Troisieme âge de la Grece. Plus les Grecs avoient connu le prix de leur union pendant la guerre qu'ils soûtinrent contre Xercès, plus ils devoient en resserrer les noeuds après leurs victoires; malheureusement les nouvelles passions que le succès de Sparte & d'Athenes leur inspira, & les nouveaux intérêts qui se formerent entre leurs alliés, aigrirent vivement ces deux républiques l'une contre l'autre, exciterent entr'elles une funeste jalousie; & leurs querelles en devenant le principe de leur ruine, vengerent, pour ainsi dire, la Perse de ses tristes défaites.

Les Athéniens, fiers des journées de Salamine & de Platée, dont ils se donnoient le principal honneur, voulurent non - seulement aller de pair avec Lacédémone, mais même affecterent le premier rang, trancherent, & déciderent sur tout ce qui concernoit le bien général, s'arrogeant la prérogative de punir & de récompenser, ou plûtôt agirent en arbitres de la Grece.
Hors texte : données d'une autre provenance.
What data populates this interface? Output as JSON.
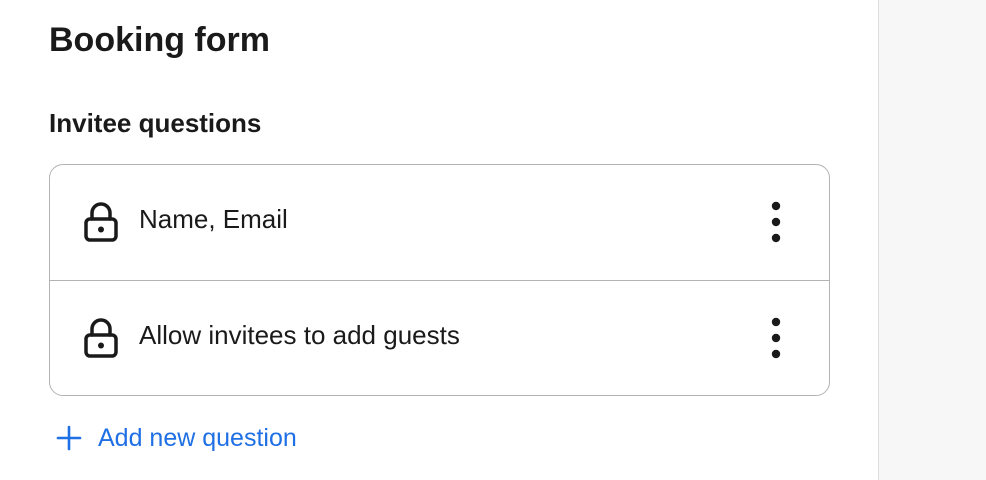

Remplis de projets de gloire qui augmentoient leur présomption, au lieu d'augmenter leur crédit, plus attentifs à étendre leur empire maritime qu'à en joüir; enorgueillis des avantages de leurs mines, de la multitude de leurs esclaves, du nombre de leurs matelots; & plus que tout cela, se glorifiant des belles institutions de Solon, ils négligerent de les pratiquer. Sparte leur eût généreusement cédé l'empire de la mer; mais Athenes prétendoit commander par - tout, & croyoit que pour avoir particulierement contribué à délivrer la Grece de l'oppression des Barbares, elle avoit acquis le droit de l'opprimer à son tour. Voilà comme elle se gouverna depuis la bataille de Platée, & pendant plus de cinquante ans.

Durant cet espace de tems, Sparte ne se donna que de foibles mouvemens pour réprimer sa rivale; mais à la fin pressée par les plaintes réitérées de toutes parts contre les vexations d'Athenes, elle prit les armes pour obtenir justice; & Athenes rassembla toutes ses forces pour ne la jamais rendre. C'est ici que commence la fameuse guerre du Péloponnese, qui apporta tant de changemens dans les intérêts, la politique, & les moeurs de la Grece, épuisa les deux républiques rivales, & les força de signer un traité de paix qui remit les villes greques asiatiques dans une entiere indépendance. Thucydide & Xénophon ont immortalisé le souvenir de cette guerre si longue & si cruelle, par l'histoire qu'ils en ont écrite.